Charles F. Foley (c. 1868 – June 7, 1932) was an American lawyer and politician. He served in the state legislature, was a regent of the University of Kansas, and was a member of the Kansas public utilities commission.

== Early life and education ==
Foley was born and educated in Canada, and later in Boston, Massachusetts.

In 1880, at age twenty, he moved to Kansas. He was a principal of the grade schools in Rosedale and Armourdale, Kansas.

Through his work as a school teacher in the eastern section of the state, earned enough to defray his expenses at the University of Kansas. He graduated from the law department in 1884, then continued teaching two more years.

== Career ==
Foley began the practice of law at Lyons, Kansas. Additionally, he served as county attorney for three terms.

Foley was a Democrat, a member of the Masonic order and the Knights of Pythias.

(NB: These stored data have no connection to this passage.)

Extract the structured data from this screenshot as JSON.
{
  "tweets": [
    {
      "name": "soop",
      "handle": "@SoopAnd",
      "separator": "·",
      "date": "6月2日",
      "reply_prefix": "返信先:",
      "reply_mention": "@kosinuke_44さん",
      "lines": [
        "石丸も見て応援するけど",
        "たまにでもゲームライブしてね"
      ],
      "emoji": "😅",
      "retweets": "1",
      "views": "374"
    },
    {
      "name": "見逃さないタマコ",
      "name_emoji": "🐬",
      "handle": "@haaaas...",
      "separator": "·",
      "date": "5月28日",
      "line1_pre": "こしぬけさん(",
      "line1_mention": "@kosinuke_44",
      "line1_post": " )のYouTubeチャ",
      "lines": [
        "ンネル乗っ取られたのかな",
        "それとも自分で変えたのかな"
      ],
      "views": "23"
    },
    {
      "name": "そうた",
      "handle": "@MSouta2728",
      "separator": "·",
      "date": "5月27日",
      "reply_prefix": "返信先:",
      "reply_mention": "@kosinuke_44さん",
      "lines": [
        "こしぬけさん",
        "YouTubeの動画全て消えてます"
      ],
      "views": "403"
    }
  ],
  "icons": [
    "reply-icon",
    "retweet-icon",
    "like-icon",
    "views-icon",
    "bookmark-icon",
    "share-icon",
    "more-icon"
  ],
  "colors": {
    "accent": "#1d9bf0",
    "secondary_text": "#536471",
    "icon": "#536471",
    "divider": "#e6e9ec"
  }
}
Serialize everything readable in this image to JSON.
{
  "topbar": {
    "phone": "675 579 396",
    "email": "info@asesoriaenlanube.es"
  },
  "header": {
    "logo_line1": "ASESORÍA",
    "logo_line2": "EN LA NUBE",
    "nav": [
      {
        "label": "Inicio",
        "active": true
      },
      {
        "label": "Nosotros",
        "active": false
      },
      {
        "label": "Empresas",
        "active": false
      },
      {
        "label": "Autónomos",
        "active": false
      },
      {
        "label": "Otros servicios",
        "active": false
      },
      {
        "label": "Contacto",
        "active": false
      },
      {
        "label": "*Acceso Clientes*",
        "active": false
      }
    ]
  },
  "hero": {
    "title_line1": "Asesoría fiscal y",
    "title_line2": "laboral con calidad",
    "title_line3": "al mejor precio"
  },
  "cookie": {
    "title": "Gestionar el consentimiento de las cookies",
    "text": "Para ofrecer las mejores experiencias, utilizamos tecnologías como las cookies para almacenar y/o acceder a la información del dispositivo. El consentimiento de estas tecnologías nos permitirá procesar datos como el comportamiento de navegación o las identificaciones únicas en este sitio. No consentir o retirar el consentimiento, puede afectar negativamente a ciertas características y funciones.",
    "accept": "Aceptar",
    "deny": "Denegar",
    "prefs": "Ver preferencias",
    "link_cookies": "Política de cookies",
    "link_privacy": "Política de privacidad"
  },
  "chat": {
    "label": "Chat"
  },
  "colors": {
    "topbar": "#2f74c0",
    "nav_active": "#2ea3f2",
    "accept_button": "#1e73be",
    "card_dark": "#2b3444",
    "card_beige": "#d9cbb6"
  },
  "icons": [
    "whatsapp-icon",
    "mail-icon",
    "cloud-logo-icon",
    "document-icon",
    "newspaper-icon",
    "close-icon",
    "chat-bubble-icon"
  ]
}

His public record began with his election to the State Legislature in 1896, and by re-election he served during the session of 1897-98-99.

In 1909, Governor Stubbs appointed him regent of the University of Kansas, and four years later he was reappointed by Governor Hodges and served until July, 1913. On December 8, 1913, he was appointed by Governor Hodges a member of the Public Utilities Commission, and served as its chairman until April 1, 1915. In February, 1915, he had been reappointed by Governor Capper, and on the expiration of his short term in January, 1916, Governor Capper reappointed him for the full term of three years.

== Personal life and death ==
Foley was married and had a daughter. He lived in Kansas City, Kansas, and moved to California in 1920. He died in Los Angeles on June 7, 1932.